We sat in silence for a while. Between the radiant water and soft breeze, it would have been a perfect moment to kiss her … if the last time hadn’t gone so badly. In fact, despite what she said, I suspected that our second kiss ever had brought on her first subsea panic attack. Or at least contributed to it. We’d been preparing to drop out of the cruiser with our spearguns to hunt for dinner when I’d stopped her from putting on her helmet. It hadn’t even been much of a kiss. Just a quick press of lips to gauge her reaction since I hadn’t so much as hugged her since she’d moved in with us. She’d smiled afterward—had even taken my hand as we slipped into the ocean. But two minutes later, she’d turned scary pale and shoved me away. Then came the sweating and shaking, which ended with her frenzied retreat back into the sub. By the time I’d climbed in, she’d drawn herself into a tight ball, and she refused to talk the whole way back to the homestead.

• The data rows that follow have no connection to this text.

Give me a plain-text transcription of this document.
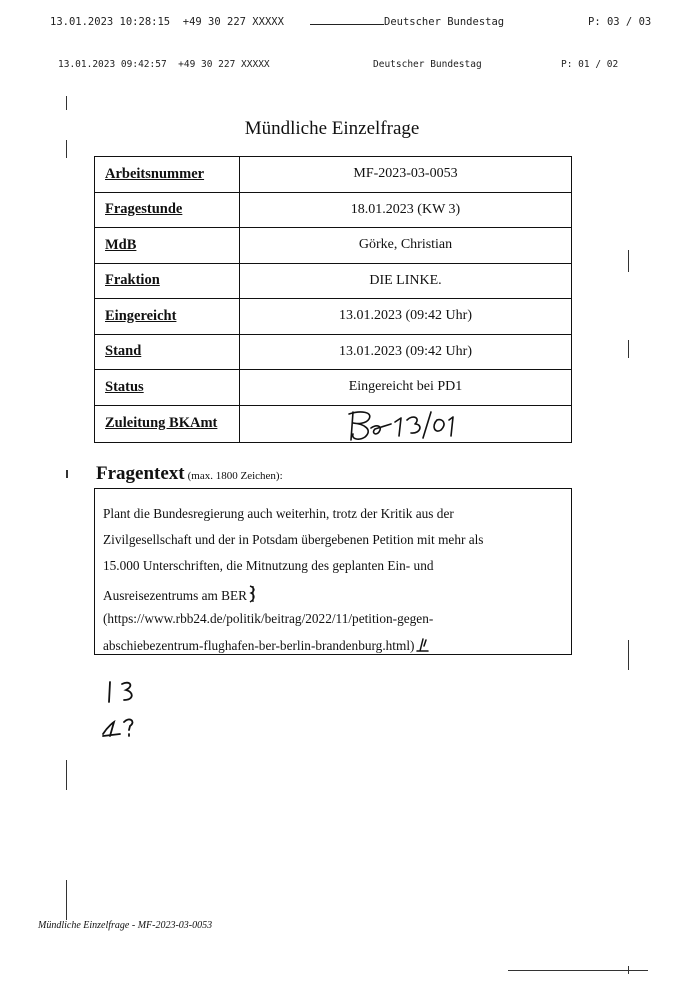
13.01.2023 10:28:15 +49 30 227 XXXXX	Deutscher Bundestag	P: 03 / 03
13.01.2023 09:42:57 +49 30 227 XXXXX	Deutscher Bundestag	P: 01 / 02
Mündliche Einzelfrage
Arbeitsnummer	MF-2023-03-0053
Fragestunde	18.01.2023 (KW 3)
MdB	Görke, Christian
Fraktion	DIE LINKE.
Eingereicht	13.01.2023 (09:42 Uhr)
Stand	13.01.2023 (09:42 Uhr)
Status	Eingereicht bei PD1
Zuleitung BKAmt	
Fragentext (max. 1800 Zeichen):
Plant die Bundesregierung auch weiterhin, trotz der Kritik aus der
Zivilgesellschaft und der in Potsdam übergebenen Petition mit mehr als
15.000 Unterschriften, die Mitnutzung des geplanten Ein- und
Ausreisezentrums am BER
(https://www.rbb24.de/politik/beitrag/2022/11/petition-gegen-
abschiebezentrum-flughafen-ber-berlin-brandenburg.html)
Mündliche Einzelfrage - MF-2023-03-0053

At first, it didn’t occur to me that my kiss might have unsettled her. That qualm came later, after I’d waited for some signal from her, encouragement to try again, and it never came. Within the month, she’d moved out.
I missed having her in our house. Missed exploring the ocean together. Missed her. Not that I’d ever said so out loud. The thought of saying it now sent a flame up my neck and roasted my cheeks. I ducked my face before Gemma noticed. She’d been the one to point out that instead of blushing like other people, I “glow”—which was an exaggeration. My skin just brightens a little; that’s all.
“Glacial,” she said, admiring the water. “It’s like the whole ocean has a shine.”
“Yeah. It’s bacteria.”
She wrinkled her nose as if I’d just ruined the view.
“It’s rare to see so much clumped together,” I said, trying to bring back her enjoyment of it. “Takes the right mix of oily surface scum for the bacteria to grow.”